Jorge Núñez es un singular preceptor de un colegio secundario del pueblo donde vive. El hombre es ciertamente respetado, cuando no temido por los estudiantes que tiene a cargo. Uno podría fácilmente deducir que esto es así debido a su porte serio, su robustez, su paso redoblado, y sus 1,97 mts de altura, que pocas ganas dejan de discutir a cualquiera que reciba alguna orden suya:
_Acomódese esa camisa, Gutiérrez._
_La mesa no es para sentarse, Jiménez_
_Del Carppo ¿Dónde está su corbata? Puesta en 5 minutos._
Si bien nunca grita, la voz pareciera salirle de entre el pecho, haciendo eco en semejante cavidad toráxica, y retumba potente, reclamando silencio y atención en el acto.

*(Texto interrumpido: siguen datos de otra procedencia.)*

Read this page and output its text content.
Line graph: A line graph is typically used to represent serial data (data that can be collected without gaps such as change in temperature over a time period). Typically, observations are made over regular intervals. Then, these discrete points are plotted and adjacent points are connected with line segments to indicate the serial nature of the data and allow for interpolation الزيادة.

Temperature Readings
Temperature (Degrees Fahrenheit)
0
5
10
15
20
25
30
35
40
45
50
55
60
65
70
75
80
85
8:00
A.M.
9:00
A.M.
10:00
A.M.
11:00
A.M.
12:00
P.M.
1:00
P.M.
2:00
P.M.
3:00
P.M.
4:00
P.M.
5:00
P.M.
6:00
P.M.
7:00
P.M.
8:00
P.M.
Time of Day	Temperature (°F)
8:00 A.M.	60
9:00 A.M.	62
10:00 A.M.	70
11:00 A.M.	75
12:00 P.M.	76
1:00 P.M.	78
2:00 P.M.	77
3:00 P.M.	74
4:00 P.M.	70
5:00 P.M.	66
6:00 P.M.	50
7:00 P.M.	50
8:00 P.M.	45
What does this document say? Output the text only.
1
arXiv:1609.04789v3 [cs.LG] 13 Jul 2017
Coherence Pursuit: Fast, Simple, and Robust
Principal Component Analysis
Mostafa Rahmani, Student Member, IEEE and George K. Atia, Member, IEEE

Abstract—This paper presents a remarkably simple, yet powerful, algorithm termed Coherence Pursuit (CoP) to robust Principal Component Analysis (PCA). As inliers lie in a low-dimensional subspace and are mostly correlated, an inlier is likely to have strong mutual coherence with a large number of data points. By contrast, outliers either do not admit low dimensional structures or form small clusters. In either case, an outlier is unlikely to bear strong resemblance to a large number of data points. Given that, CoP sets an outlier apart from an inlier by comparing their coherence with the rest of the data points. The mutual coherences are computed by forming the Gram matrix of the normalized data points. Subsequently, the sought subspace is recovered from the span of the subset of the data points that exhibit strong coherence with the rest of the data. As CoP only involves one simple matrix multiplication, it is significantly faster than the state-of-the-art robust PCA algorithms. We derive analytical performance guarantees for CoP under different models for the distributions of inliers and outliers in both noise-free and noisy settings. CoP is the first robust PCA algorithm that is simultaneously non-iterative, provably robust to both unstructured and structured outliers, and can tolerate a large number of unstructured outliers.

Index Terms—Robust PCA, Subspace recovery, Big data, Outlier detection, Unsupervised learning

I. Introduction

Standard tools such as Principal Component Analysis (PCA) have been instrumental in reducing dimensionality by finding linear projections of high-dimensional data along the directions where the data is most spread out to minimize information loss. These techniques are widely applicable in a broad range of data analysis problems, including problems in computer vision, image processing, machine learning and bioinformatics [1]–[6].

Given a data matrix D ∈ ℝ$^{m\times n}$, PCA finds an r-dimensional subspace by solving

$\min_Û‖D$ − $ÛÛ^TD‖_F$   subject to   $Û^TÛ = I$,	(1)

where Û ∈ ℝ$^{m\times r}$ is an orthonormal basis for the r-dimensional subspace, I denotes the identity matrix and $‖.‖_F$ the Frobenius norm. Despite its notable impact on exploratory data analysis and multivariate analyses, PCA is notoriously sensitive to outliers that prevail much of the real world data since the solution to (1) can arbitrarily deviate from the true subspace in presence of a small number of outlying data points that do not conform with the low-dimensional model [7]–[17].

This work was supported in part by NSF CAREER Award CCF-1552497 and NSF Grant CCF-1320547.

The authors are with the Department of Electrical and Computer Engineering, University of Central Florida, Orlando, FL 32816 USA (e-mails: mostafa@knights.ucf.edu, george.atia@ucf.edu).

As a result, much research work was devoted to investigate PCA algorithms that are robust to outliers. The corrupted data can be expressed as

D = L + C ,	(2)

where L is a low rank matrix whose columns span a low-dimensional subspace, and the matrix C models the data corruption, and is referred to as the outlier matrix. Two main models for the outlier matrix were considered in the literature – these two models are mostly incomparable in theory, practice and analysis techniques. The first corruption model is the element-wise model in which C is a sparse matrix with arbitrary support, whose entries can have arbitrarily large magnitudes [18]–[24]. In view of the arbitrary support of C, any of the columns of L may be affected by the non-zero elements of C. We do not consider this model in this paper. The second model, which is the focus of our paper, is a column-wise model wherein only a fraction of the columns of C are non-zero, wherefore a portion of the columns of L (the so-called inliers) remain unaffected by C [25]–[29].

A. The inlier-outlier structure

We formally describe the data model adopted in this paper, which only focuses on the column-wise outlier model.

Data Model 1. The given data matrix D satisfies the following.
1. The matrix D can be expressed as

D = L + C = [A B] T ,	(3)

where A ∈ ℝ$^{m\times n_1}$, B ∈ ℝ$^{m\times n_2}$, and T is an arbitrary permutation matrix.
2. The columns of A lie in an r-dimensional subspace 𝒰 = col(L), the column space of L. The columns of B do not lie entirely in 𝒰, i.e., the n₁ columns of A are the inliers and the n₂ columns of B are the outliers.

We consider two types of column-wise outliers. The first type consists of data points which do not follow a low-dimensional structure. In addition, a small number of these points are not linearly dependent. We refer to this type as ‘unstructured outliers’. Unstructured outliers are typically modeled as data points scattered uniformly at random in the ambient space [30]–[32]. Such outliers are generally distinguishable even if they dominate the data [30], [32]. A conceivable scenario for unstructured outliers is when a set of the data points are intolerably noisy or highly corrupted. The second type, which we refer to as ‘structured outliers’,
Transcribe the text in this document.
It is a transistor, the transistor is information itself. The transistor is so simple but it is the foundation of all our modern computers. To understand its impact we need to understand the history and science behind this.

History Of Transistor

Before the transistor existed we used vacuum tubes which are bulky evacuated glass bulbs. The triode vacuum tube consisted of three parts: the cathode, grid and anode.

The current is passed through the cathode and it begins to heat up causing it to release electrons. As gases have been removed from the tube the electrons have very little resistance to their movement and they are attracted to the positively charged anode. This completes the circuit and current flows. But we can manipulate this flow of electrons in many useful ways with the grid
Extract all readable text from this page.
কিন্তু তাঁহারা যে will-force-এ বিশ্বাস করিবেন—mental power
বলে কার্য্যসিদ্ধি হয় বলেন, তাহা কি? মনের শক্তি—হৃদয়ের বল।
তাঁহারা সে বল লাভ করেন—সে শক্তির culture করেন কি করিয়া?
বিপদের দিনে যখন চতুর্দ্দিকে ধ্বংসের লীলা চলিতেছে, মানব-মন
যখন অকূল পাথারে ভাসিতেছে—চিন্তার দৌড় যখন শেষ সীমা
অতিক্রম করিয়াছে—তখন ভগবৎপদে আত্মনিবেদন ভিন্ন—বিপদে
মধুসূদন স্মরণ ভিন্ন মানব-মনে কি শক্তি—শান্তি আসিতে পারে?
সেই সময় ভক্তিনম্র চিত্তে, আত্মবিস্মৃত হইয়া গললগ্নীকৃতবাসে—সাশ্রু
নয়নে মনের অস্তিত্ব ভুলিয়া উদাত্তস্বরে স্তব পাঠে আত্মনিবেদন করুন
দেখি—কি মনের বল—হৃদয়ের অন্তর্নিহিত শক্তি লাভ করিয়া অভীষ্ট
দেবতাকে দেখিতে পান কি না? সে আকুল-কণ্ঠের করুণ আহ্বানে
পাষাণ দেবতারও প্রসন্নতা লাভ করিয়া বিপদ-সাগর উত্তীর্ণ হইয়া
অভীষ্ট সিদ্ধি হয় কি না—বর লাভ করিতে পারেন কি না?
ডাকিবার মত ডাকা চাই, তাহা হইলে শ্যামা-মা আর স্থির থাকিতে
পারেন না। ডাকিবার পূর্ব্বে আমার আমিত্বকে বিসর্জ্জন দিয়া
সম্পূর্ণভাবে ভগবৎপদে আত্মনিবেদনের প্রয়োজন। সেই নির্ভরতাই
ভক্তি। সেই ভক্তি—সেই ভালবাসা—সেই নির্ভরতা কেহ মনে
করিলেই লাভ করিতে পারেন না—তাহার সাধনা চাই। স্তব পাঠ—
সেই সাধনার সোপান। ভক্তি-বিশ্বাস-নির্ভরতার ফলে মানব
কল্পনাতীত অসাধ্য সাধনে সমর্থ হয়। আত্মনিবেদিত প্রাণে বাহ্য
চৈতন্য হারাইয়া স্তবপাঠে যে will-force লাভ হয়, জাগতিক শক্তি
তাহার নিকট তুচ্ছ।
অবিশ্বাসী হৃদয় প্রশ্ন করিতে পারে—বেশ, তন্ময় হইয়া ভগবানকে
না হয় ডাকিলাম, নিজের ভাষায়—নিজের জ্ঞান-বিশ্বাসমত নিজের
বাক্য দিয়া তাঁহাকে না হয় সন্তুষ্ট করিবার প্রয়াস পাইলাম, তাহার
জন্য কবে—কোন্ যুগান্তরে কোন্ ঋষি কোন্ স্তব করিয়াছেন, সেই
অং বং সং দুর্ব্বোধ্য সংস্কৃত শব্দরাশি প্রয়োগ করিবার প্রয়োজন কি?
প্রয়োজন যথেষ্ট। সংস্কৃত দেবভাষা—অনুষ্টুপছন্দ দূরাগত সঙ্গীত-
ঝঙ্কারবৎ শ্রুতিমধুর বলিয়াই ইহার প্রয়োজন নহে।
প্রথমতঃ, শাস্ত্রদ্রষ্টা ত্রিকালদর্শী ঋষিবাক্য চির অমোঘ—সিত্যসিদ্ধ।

Con el preceptor Núñez nadie osa atravesar las líneas del respeto o la desobediencia. Los cursos que el maneja son los que siempre guardan silencio en los actos, y si bien se mira, son los filas donde más pecho se saca, más prolijidad se ostenta, y más fuerte se entona las estrofas del Himno Nacional.
Sus hijos viven y estudian en la ciudad, en la capital del país, y los ve poco ciertamente. Ellos están próximos a recibirse y son jóvenes de bien, debido a la estricta educación de sus padres. Mejor dicho, de él mas que de su madre.
En casa junto a su mujer y sus animales, el hombre, aunque le cueste, hace lo posible por dejar de lado la seriedad que lo caracteriza. Los vecinos lo reconocen por laborioso y activo. Le gusta el trabajo pesado y el levantar de mañana.
En el pueblo, el monte queda cerca de las casas, y se lo ha visto cargar troncos y leña de más de 100 o 150 kgs. Levantando una losa para agrandar el alero de atrás de su casa, también cargó de a 3 bolsas de cemento al mismo tiempo, más la cal y el arena. Se trata, indudablemente, de un hombre fuerte. Cualquiera deduciría también que es alguien valiente por lo evidente de su virilidad.
En el barrio también, el Sr. Núñez inspira respeto. Aunque quizá un poco eso también lo aleje de entablar amistades íntimas, todos coinciden que se trata de un buen hombre. Sin vicos ni deudas.
Ahora su familia está arriba, cenando y ninguno toca el tema. Ellos, en su silencio, creen que él ya está dopado y tranquilo. Él solo se había acostado para hacer una pequeña siesta y, en efecto, ha olvidado tomar las pastilas para dormir, cosa que debe hacer todos los años para éstas fechas. Cuando despierta ya es demasiado tarde y cuando se da cuenta, el ruido anual comenzó.
Jorge Núñez se mira las enormes manos envolviéndose fuertemente las piernas con los brazos, mientras se mece hacia atrás y hacia adelante, con el mentón entre las rodillas. Las lágrimas le ruedan pesadas por el rostro. Cada estruendo que explota acelera más su corazón infundiéndole terror y recuerdos.
Y aunque le cuesta debido a su gran tamaño, logra meterse debajo de la cama y adoptando la misma postura infantil de abrazarse las rodillas, lucha con el temblar de todo su cuerpo por taparse los oídos con todas sus fuerzas y por cerrar su cerebro a las imágenes que pasan fugaces pero claras. Allí distingue a Julio, su mejor a amigo, asomando la cabeza por la trinchera, y luego partido el cráneo de un certero balazo inglés. También lo ve a su comandante corriendo hacia él, un momento antes de pisar una mina y luego del estruendo sólo una nube de humo.
Lo de afuera son cohetes, si. Y sólo se está festejando Año Nuevo, es cierto; pero en su cabeza hay gritos de dolor, hay ríos de sangre y bombardeos inmisericordes. En su cuerpo ha vuelto el frío verdadero que corta la piel, que inutiliza los fusiles y gangrena las heridas.
En su alma hay muerte y dolor. Y aunque en un cajón de su mesa de luz hayan medallas, en su ser no habrá quietud ni se callarán las pesadillas que lo atormentan. Ni tampoco se habrá ido el miedo que lo convierte en en niño y aterroriza su espíritu desde 1982.